Question

show the vector 4i^+13j^-18k^,i^-2j^+3k^and 2i^+3j^-4k^are coplaner​

Answer 1

Answer:

Solution:If Vector A=4i+13j-18k is a linear combination of the vectors, B= i-2j+3k & C=2i+3j-4k , thenA=u B + m C4 i+13 j-18 k= u( i ...

please follow me

Answer 2

We have to show that the vectors 4i + 13j - 18k , i - 2j + 3k and 2i + 3j - 4k are coplanar.

What is coplanar ?

Coplanar vectors are the vectors which lie one the same plane.

Condition of coplanar :

• if three vectors A , B and C are coplanar vectors , then the their scalar triple product must be zero. i.e., A.(B × C) = 0
• if there are many vectors are in 3d space linearly independent then these are coplanar vectors.

here A = 4i + 13j - 18k

B = i - 2j + 3k

C = 2i + 3j - 4k

∴ (B × C) = (i - 2j + 3k) × (2i + 3j - 4k)

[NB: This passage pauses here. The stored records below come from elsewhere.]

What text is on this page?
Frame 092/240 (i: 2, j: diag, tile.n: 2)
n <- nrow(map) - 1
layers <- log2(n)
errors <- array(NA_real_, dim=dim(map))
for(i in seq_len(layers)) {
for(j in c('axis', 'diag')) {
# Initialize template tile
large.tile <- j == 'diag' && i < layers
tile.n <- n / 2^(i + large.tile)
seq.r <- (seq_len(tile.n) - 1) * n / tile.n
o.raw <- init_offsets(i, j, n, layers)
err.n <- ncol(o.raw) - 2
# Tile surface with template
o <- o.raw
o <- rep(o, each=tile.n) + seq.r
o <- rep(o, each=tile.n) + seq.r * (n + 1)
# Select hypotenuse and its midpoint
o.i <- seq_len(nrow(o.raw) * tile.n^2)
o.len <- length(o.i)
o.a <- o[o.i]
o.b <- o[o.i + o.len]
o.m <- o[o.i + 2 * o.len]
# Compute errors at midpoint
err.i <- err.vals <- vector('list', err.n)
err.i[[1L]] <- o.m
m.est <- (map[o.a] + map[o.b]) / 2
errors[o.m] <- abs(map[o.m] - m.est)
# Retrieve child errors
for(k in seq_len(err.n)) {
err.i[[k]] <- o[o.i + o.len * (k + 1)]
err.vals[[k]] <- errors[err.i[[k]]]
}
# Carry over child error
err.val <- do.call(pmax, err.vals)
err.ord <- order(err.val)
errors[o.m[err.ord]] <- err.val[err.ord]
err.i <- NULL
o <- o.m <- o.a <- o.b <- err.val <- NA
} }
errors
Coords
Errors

= i (-2 × -4 - 3 × 3) - j(1 × -4 - 3 × 2) + k(1 × 3 - 2 × -2)

= i( 8 - 9) - j(-4 - 6) + k(3 + 4)

= -i + 10j + 7k

now A.(B × C) = (4i + 13j - 18k).(-i + 10j + 7j)

= 4 × -1 + 13 × 10 - 18 × 7

= -4 + 130 - 126

= 130 - 130

= 0

∴ A.(B × C) = 0

here it is clear that, it follows the condition of coplanar , hence these all three vectors are coplanar.